About 50 truck drivers and warehousemen from the August A. Busch Co. plant picketed outside the museum to show their sympathy for 16 of the distributor's non-union clerical employees who walked off their jobs on October 20.
The clerical workers took the job action in an attempt to speed up talks aimed at including the workers in the company's collective bargaining agreement. Local 122 contends that Busch has been dragging its feet in the negotiations.
The picketers were among 130 members of Teamsters Union Local 122 who are striking in support of the clerical workers. The clerical employees are seeking to be covered by Local 122's contract with the company.
The strike has also been supported by the Cambridge City Council which unanimously passed a resolution backing Local 122's position.
Picket organizers said yesterday they chose the 80-year old museum as a protest site because the Busch family contributed funds for its construction and operation.
"We couldn't go to St.
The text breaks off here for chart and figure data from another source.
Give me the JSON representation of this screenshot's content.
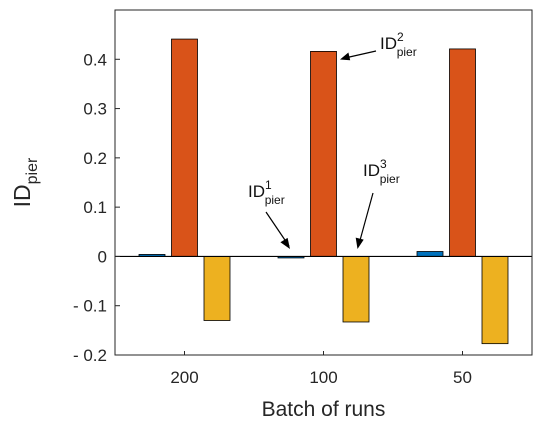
{
  "chart_data": {
    "type": "bar",
    "categories": [
      "200",
      "100",
      "50"
    ],
    "series": [
      {
        "values": [
          0.004,
          -0.003,
          0.01
        ],
        "color": "#0072BD"
      },
      {
        "values": [
          0.441,
          0.416,
          0.421
        ],
        "color": "#D95319"
      },
      {
        "values": [
          -0.13,
          -0.133,
          -0.177
        ],
        "color": "#EDB120"
      }
    ],
    "xlabel": "Batch of runs",
    "ylabel": {
      "base": "ID",
      "sub": "pier"
    },
    "ylim": [
      -0.2,
      0.5
    ],
    "yticks": [
      -0.2,
      -0.1,
      0,
      0.1,
      0.2,
      0.3,
      0.4
    ],
    "ytick_labels": [
      "- 0.2",
      "- 0.1",
      "0",
      "0.1",
      "0.2",
      "0.3",
      "0.4"
    ],
    "zero_line": true,
    "grid": false,
    "annotations": [
      {
        "base": "ID",
        "sup": "1",
        "sub": "pier",
        "target_category": "100",
        "target_series": 0
      },
      {
        "base": "ID",
        "sup": "2",
        "sub": "pier",
        "target_category": "100",
        "target_series": 1
      },
      {
        "base": "ID",
        "sup": "3",
        "sub": "pier",
        "target_category": "100",
        "target_series": 2
      }
    ]
  }
}
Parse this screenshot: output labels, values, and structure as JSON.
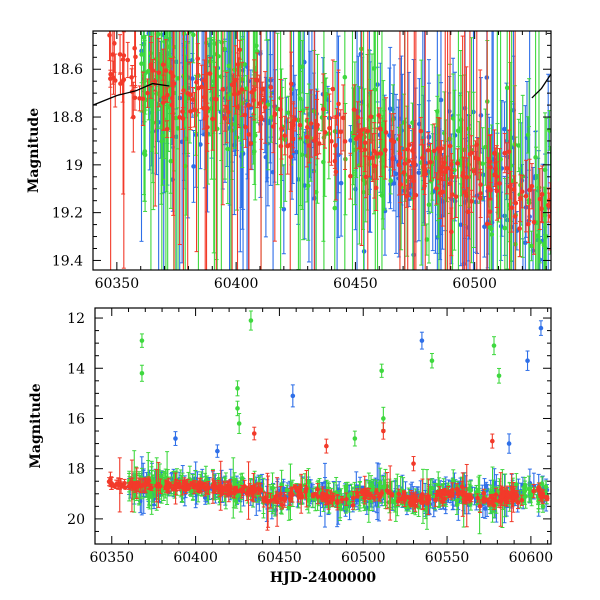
{
  "chart_data": [
    {
      "type": "scatter",
      "panel": "top",
      "ylabel": "Magnitude",
      "xlabel": "",
      "xlim": [
        60340,
        60532
      ],
      "ylim": [
        19.44,
        18.44
      ],
      "y_inverted": true,
      "x_ticks": [
        60350,
        60400,
        60450,
        60500
      ],
      "x_tick_labels": [
        "60350",
        "60400",
        "60450",
        "60500"
      ],
      "y_ticks": [
        18.6,
        18.8,
        19.0,
        19.2,
        19.4
      ],
      "y_tick_labels": [
        "18.6",
        "18.8",
        "19",
        "19.2",
        "19.4"
      ],
      "grid": false,
      "series": [
        {
          "color": "#2e6fe8",
          "values_description_x_range": [
            60360,
            60532
          ],
          "typical_y": [
            18.6,
            19.2
          ]
        },
        {
          "color": "#3ed83e",
          "values_description_x_range": [
            60360,
            60532
          ],
          "typical_y": [
            18.6,
            19.2
          ]
        },
        {
          "color": "#f23a2a",
          "values_description_x_range": [
            60346,
            60532
          ],
          "typical_y": [
            18.55,
            19.15
          ]
        }
      ],
      "trend_curve": {
        "color": "#000000",
        "points": [
          [
            60340,
            18.75
          ],
          [
            60350,
            18.71
          ],
          [
            60358,
            18.69
          ],
          [
            60365,
            18.66
          ],
          [
            60372,
            18.67
          ]
        ]
      },
      "trend_curve_right": {
        "color": "#000000",
        "points": [
          [
            60524,
            18.72
          ],
          [
            60528,
            18.68
          ],
          [
            60532,
            18.62
          ]
        ]
      }
    },
    {
      "type": "scatter",
      "panel": "bottom",
      "ylabel": "Magnitude",
      "xlabel": "HJD-2400000",
      "xlim": [
        60340,
        60612
      ],
      "ylim": [
        21.0,
        11.6
      ],
      "y_inverted": true,
      "x_ticks": [
        60350,
        60400,
        60450,
        60500,
        60550,
        60600
      ],
      "x_tick_labels": [
        "60350",
        "60400",
        "60450",
        "60500",
        "60550",
        "60600"
      ],
      "y_ticks": [
        12,
        14,
        16,
        18,
        20
      ],
      "y_tick_labels": [
        "12",
        "14",
        "16",
        "18",
        "20"
      ],
      "grid": false,
      "series": [
        {
          "color": "#2e6fe8"
        },
        {
          "color": "#3ed83e"
        },
        {
          "color": "#f23a2a"
        }
      ],
      "outliers": [
        {
          "series": 1,
          "x": 60368,
          "y": 12.9
        },
        {
          "series": 1,
          "x": 60368,
          "y": 14.2
        },
        {
          "series": 1,
          "x": 60433,
          "y": 12.1
        },
        {
          "series": 1,
          "x": 60425,
          "y": 14.8
        },
        {
          "series": 1,
          "x": 60425,
          "y": 15.6
        },
        {
          "series": 1,
          "x": 60426,
          "y": 16.2
        },
        {
          "series": 1,
          "x": 60511,
          "y": 14.1
        },
        {
          "series": 1,
          "x": 60512,
          "y": 16.0
        },
        {
          "series": 1,
          "x": 60541,
          "y": 13.7
        },
        {
          "series": 1,
          "x": 60578,
          "y": 13.1
        },
        {
          "series": 1,
          "x": 60581,
          "y": 14.3
        },
        {
          "series": 1,
          "x": 60495,
          "y": 16.8
        },
        {
          "series": 0,
          "x": 60535,
          "y": 12.9
        },
        {
          "series": 0,
          "x": 60598,
          "y": 13.7
        },
        {
          "series": 0,
          "x": 60606,
          "y": 12.4
        },
        {
          "series": 0,
          "x": 60458,
          "y": 15.1
        },
        {
          "series": 0,
          "x": 60388,
          "y": 16.8
        },
        {
          "series": 0,
          "x": 60413,
          "y": 17.3
        },
        {
          "series": 0,
          "x": 60587,
          "y": 17.0
        },
        {
          "series": 2,
          "x": 60512,
          "y": 16.5
        },
        {
          "series": 2,
          "x": 60435,
          "y": 16.6
        },
        {
          "series": 2,
          "x": 60577,
          "y": 16.9
        },
        {
          "series": 2,
          "x": 60478,
          "y": 17.1
        },
        {
          "series": 2,
          "x": 60530,
          "y": 17.8
        }
      ]
    }
  ]
}
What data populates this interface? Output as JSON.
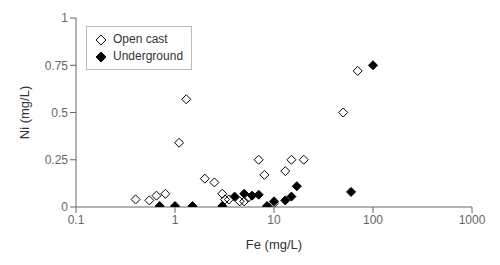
{
  "chart_data": {
    "type": "scatter",
    "xlabel": "Fe (mg/L)",
    "ylabel": "Ni (mg/L)",
    "log": "x",
    "xlim": [
      0.1,
      1000
    ],
    "ylim": [
      0,
      1.0
    ],
    "xticks": [
      0.1,
      1,
      10,
      100,
      1000
    ],
    "yticks": [
      0,
      0.25,
      0.5,
      0.75,
      1
    ],
    "legend": "upper left",
    "grid": false,
    "series": [
      {
        "name": "Open cast",
        "color": "#000000",
        "marker": "diamond_open",
        "x": [
          0.4,
          0.55,
          0.65,
          0.8,
          1.1,
          1.3,
          2.0,
          2.5,
          3.0,
          3.2,
          3.5,
          4.5,
          5.0,
          5.5,
          7.0,
          8.0,
          10.0,
          13.0,
          15.0,
          20.0,
          50.0,
          70.0
        ],
        "values": [
          0.04,
          0.035,
          0.06,
          0.07,
          0.34,
          0.57,
          0.15,
          0.13,
          0.07,
          0.04,
          0.04,
          0.03,
          0.03,
          0.05,
          0.25,
          0.17,
          0.02,
          0.19,
          0.25,
          0.25,
          0.5,
          0.72
        ]
      },
      {
        "name": "Underground",
        "color": "#000000",
        "marker": "diamond",
        "x": [
          0.7,
          1.0,
          1.5,
          3.0,
          4.0,
          5.0,
          6.0,
          7.0,
          8.5,
          10.0,
          13.0,
          15.0,
          17.0,
          60.0,
          100.0
        ],
        "values": [
          0.005,
          0.005,
          0.005,
          0.005,
          0.055,
          0.07,
          0.06,
          0.065,
          0.005,
          0.03,
          0.035,
          0.055,
          0.11,
          0.08,
          0.75
        ]
      }
    ]
  }
}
Louis [where the firm is based], so we came here," said Robert McGoniagle, president of Local 122. "It's just a symbol for us, not a reflection on the museum itself--we don't want people to drink Bud, but they can see the artwork."
Picketers marched in front of the museum, and asked pedestrians "not to buy Bud in Boston."
Peter Nisbet, curator of the museum, said that neither the Busch family nor its beer company currently funds the museum's operations.
"It's only a name," Nisbet said, "I'm not sure I'd drink his beer just because his name is on my museum."
Aside from the issue of the strike itself, city councilors last night were concerned about the role the Cambridge police force was playing in the picketing.
Several councilors said they had seen large numbers of police and patrol cars at the strike site, and escorting the busloads of out-of-state employees that the Busch company had brought in to cross the picket lines.
"They're pulling policemen off our streets to send them to the picket line," said Councilor Thomas W. Danchy.
But Police Chief Anthony Paolillo responded that the officers on duty at 6 a.m. when the buses cross the picket lines are either working overtime for the department or in the case of 30 policemen, are hired by the company.